# Eure TOP KÖDER für QUAPPEN?????



## Swobbi (16. November 2005)

Was sind eure Top Köder für Quappen bzw. Könnt ihr mir Tipps für diese schmackhaften gesellen geben???

Gruß

Swobbi


----------



## norgepeitscher (16. November 2005)

*AW: Eure TOP KÖDER für QUAPPEN?????*

bei uns läufts am besten mit einer stinknormalen grundmontage auf taumade.....einfach aber immer noch am fängigsten!!


----------



## gismowolf (16. November 2005)

*AW: Eure TOP KÖDER für QUAPPEN?????*

Servus Swobbi!
Zu Zeiten,als es in den Mündungsgebieten der Donauzuflüsse noch viele,viele
Rutten gab(1968-1985)waren die Top-Köder Tauwurm und tote Köfis und Fischstücke.Mein Spitzenköder,mit dem ich zwischen ca.19:00-23:00 oft bis zu 30 Rutten gefangen habe waren jedoch Hühnerdärme!!Es war damals schon schwierig,diesen Köder zu bekommen und heute ist es fast nicht mehr möglich,außer Du kennst vielleicht einen Geflügelzüchter,mit dem Du eine
Vereinbarung für die Überlassung einiger Gedärme treffen kannst.
Hühner bzw.Geflügeldärme haben einen starken "Duft" und locken Fische,besonders Rutten sehr stark an!!Angeködert werden sie wie ein Tauwurmbündel,den Haken einige Male durchziehen und die Enden 4-5 cm frei
flattern lassen!!Ich wünsch Dir ein kräftiges Petri Heil.
Übrigens,wo willst Du auf Quappen fischen?


----------



## Swobbi (17. November 2005)

*AW: Eure TOP KÖDER für QUAPPEN?????*

Donau- Staumauer bei unserem Kraftwerk in Wilhering


----------



## Gast 1 (17. November 2005)

*AW: Eure TOP KÖDER für QUAPPEN?????*

Ein Angelfreund von mir fängt die Quappe und zwar einige Quappen pro Ansitz, mit toten Barschen als KöFi.


----------



## heinzrch (18. November 2005)

*AW: Eure TOP KÖDER für QUAPPEN?????*

Tauwurm mit Dip (Monstercrab oder auch irgenwas anderes fischiges....).
@gismowolf: wie geht man mit den Hühnerdärmen um, sofern man welche bekommt: Kühlschrank, , vorher waschen, auf Vorrat einfrieren ?
@swobbi: wo ist Wilhering? - ist das die Staustufe Ingolstadt ? - da war ich im Sommer auf Erkundungstour, macht unterhalb der Staumauer einen sehr ruttigen Eindruck...


----------



## gismowolf (18. November 2005)

*AW: Eure TOP KÖDER für QUAPPEN?????*

@heinzrch!
Ohne zu waschen portioniert in Gefriersäckchen und zusätzlich in luftdicht abschließbaren Frischhaltebehältern einige Tage kühl lagern oder auch einfrieren!!
Wilhering bzw.Ottensheim ist die nächste Staustufe an der österreichischen Donau oberhalb von Linz in Oberösterreich.


----------



## heinzrch (18. November 2005)

*AW: Eure TOP KÖDER für QUAPPEN?????*

uuups, da hab ich mich geografisch etwas vertan....
Aber die Ortsnamen um Ingolstadt enden auch meistens mit ....ing, daher dachte ich es wäre dort in der Nähe...:m


----------



## bodenseepeter (18. November 2005)

*AW: Eure TOP KÖDER für QUAPPEN?????*

Ich habe mit Tauwurm wesentlich bessere Erfolge erzielt, als mit KöFi oder Fetzen, sowohl im Bereich Klasse, als auch Masse.

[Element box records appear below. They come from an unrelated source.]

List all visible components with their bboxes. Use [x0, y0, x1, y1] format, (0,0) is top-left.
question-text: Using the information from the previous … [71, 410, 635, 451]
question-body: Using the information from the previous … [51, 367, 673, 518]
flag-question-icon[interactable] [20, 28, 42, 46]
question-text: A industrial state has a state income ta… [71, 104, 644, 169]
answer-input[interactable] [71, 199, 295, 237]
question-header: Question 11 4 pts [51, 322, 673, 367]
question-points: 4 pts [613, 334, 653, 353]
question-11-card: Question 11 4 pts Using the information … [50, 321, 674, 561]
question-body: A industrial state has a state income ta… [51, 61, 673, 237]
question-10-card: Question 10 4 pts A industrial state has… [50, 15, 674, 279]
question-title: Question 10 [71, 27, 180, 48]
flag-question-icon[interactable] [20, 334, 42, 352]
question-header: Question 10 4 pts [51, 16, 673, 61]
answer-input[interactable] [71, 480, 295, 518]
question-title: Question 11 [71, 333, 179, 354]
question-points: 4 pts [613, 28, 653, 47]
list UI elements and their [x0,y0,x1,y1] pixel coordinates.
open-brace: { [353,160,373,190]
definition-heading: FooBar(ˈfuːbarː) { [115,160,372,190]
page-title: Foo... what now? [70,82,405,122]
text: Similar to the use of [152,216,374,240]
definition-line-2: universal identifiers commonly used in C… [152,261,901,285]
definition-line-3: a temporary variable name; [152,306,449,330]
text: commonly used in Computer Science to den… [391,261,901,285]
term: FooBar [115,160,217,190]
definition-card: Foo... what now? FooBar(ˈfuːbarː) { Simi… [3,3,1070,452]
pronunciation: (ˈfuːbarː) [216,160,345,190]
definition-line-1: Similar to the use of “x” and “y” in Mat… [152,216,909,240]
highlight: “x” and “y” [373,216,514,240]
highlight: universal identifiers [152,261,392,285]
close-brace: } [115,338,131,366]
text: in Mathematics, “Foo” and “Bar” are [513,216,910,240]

Aber probier´s aus, ist sicherlich von Gewässer zu Gewässer unterschiedlich. 

Eine Bitte: Wähle den Köder und den Haken nicht zu klein, die Schlucken nämlich bis zum Anschlag und es wäre ja schade um die kleineren Exemplare.


----------



## Dani_CH (18. November 2005)

*AW: Eure TOP KÖDER für QUAPPEN?????*

Ich bevorzuge "Schwarzköpfe" und Hakengrösse zwei. In unseren Gebirgsseen stehen die tief- um die 60m rum- und sie werden nicht extrem gross. Durchnitt der Quappen (Trüschen) liegt um die 25cm.

Kurzes Vorfach und schweres Blei- und einfach warten bis sie da sind. Fänge um die 20-30 Stk liegen besonders in den bitterkalten Januarnächten immer drinn.

Gruss aus der Schweiz


----------



## Swobbi (18. November 2005)

*AW: Eure TOP KÖDER für QUAPPEN?????*

Danke für eure Tipps werde es Morgen Probieren, einen Ausführlichen Bericht gibts dann natürlich auch noch.

Gruß

Swobbi


----------



## ihle76 (11. Januar 2012)

*AW: Eure TOP KÖDER für QUAPPEN?????*

Wir hatten am Samstag 13 Quappen,alle bissen auf Tauwurm.An den Angeln mit Köderfisch ist keine Quappe ran gegangen.


----------